Is Texture going to be my top album of 2023? Hard to say, honestly. I feel like being made up half of songs I already liked from months (and years) ago is a bit of a handicap, but on the other hand… I really like those songs. It’s a solid contender if nothing else.

But we’re not even halfway into the year. Have we already heard all the good new records we’re going to get? (I mean, other than Peter Gabriel’s slow-drip album release project.) I couldn’t tell ya; I’m infamously bad at predictions. I look forward to finding out, though.

I just wanna rock thru paradise

(Look, the last songs I listened to before starting this post were all by Midnight Oil and I couldn’t resist mangling the first line of “Pictures” for no good reason whatsoever. Deal with it.)

If you’ve known me for a decent number of years, you know I can’t resist making a “living room multimedia” setup. The most recent rig is an Intel NUC that I planned to run Kodi on, since it does a decent enough job at reading ratings & other tags from my music library files. Unfortunately, what it doesn’t do is offer much in the way of remote controls anymore. The product’s always been more focused on watching videos than listening to music anyway, so I suppose it was inevitable that I’d eventually tire of its shenanigans.

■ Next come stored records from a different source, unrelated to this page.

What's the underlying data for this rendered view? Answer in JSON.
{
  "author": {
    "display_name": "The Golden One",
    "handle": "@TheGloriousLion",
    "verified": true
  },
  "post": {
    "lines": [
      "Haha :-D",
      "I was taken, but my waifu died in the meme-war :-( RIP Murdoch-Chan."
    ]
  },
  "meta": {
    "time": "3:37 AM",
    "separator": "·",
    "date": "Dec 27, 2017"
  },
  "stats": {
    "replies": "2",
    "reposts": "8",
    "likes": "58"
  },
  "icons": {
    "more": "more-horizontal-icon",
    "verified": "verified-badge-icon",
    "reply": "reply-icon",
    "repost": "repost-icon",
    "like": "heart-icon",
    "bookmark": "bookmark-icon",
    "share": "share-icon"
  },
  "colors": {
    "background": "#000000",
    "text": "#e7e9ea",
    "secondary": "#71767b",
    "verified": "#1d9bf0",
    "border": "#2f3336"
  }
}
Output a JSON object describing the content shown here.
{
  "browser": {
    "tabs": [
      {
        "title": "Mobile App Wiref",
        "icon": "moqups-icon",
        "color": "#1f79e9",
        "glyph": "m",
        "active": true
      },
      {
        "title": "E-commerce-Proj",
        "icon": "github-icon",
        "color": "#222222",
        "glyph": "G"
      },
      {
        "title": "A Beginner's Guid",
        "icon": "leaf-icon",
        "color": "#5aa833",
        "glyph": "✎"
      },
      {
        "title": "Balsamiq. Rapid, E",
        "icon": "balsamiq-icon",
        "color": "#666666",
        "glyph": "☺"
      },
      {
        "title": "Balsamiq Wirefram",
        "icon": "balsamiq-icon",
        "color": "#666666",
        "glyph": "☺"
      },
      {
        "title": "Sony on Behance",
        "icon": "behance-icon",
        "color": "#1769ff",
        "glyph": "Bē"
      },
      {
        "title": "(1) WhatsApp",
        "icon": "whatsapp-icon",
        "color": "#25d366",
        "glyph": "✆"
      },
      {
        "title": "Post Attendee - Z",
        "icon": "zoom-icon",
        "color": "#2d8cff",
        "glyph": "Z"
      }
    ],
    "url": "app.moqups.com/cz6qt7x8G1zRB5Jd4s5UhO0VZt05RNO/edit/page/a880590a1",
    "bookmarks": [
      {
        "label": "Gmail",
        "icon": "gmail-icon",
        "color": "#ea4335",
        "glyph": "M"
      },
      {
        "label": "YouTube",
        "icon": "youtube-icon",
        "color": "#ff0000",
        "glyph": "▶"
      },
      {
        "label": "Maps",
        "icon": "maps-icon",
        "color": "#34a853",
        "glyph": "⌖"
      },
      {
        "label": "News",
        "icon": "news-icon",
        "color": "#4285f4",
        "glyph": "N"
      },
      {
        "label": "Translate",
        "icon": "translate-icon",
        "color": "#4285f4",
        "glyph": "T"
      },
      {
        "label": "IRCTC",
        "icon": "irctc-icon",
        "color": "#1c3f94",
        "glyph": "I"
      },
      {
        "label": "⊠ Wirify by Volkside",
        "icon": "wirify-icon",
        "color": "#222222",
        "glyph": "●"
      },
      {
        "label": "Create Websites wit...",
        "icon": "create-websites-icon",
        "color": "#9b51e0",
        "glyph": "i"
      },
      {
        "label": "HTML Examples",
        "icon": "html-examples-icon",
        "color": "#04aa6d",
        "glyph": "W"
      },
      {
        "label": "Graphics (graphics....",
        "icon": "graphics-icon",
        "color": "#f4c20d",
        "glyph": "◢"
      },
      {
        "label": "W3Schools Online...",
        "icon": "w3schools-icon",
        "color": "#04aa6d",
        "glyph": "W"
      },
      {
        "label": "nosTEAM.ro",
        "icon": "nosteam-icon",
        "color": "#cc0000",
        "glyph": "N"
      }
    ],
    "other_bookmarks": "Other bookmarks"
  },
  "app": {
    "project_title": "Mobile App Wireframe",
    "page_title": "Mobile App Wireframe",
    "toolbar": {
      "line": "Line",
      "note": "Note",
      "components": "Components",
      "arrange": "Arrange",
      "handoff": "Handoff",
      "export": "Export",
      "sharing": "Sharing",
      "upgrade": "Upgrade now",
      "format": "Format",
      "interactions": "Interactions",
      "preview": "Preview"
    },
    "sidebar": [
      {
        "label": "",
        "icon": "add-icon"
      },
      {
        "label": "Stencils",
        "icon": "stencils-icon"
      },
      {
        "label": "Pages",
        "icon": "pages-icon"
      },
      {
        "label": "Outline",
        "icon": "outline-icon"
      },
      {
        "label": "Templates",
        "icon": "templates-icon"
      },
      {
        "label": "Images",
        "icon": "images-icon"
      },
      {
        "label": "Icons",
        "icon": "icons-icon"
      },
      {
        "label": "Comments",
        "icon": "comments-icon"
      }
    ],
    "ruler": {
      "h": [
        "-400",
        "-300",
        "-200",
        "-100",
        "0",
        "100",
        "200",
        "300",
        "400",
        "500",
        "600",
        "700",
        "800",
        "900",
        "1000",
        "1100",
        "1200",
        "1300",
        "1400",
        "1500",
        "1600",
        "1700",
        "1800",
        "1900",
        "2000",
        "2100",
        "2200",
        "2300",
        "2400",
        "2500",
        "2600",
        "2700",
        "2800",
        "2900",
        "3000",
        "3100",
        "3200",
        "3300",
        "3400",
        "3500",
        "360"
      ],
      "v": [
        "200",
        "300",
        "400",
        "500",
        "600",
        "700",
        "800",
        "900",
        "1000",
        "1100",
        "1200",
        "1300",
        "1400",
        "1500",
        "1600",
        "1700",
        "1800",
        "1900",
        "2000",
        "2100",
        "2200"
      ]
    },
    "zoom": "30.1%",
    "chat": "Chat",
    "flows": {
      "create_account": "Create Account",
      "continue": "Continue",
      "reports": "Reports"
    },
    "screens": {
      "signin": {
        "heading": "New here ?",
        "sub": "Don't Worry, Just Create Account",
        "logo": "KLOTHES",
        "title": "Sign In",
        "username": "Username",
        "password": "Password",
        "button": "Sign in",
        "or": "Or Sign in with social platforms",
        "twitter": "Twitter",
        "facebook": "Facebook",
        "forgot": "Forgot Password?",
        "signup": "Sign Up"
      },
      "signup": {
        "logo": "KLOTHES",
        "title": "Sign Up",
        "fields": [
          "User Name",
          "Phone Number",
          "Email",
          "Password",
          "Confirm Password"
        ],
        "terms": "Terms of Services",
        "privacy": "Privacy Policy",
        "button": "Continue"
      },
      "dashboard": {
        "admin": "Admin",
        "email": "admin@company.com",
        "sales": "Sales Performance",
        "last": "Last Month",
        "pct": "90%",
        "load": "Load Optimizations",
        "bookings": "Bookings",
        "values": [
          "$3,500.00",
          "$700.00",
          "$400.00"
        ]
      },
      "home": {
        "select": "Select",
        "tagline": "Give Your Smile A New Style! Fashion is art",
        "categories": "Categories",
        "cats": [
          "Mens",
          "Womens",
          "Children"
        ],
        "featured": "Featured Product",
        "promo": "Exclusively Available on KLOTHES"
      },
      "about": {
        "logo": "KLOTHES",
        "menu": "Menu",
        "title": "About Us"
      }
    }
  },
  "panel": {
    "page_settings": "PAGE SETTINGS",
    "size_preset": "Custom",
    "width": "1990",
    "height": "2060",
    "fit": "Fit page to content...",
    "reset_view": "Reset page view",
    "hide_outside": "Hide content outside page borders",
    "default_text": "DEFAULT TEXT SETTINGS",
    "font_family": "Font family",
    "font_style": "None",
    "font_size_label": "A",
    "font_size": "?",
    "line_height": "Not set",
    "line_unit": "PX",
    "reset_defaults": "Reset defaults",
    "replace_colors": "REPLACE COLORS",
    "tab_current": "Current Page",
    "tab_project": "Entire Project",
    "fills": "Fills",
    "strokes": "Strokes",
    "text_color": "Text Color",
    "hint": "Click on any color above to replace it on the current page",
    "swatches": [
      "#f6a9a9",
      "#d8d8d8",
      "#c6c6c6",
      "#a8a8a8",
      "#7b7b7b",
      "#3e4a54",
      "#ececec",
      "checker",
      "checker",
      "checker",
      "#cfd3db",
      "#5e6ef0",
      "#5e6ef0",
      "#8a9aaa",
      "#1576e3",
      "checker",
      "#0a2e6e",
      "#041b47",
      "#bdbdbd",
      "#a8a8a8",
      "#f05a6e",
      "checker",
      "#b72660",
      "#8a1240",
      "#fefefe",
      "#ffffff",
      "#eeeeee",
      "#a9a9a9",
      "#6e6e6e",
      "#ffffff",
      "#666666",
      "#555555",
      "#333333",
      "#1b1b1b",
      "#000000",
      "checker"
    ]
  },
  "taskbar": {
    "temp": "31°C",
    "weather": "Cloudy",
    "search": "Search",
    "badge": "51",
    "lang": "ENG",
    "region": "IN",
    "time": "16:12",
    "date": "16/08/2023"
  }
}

So today I tried switching to Mopidy. Basically, it’s a service-level process which provides access to your music library and will play whatever you select through the local machine’s audio hardware. Perfect!

Only. Well. Not actually perfect.

For starters, Mopidy and Pulseaudio had to be made to talk to one another. (I goofed the first time I tried to follow the instructions to make this work, because of course I did.) And I needed a front-end. (I’ve gone through several, none of them particularly great.) And then I ran into the biggest, most annoying problem: Mopidy and its available front-ends don’t care about tags (other than artist, title, album, and maybe artwork).

I need the ratings, and I also need the Mood tag. Oh, and I want to be able to make smart playlists. That, at least, Kodi could do!

I’m afraid I’m going back to the drawing board. Again.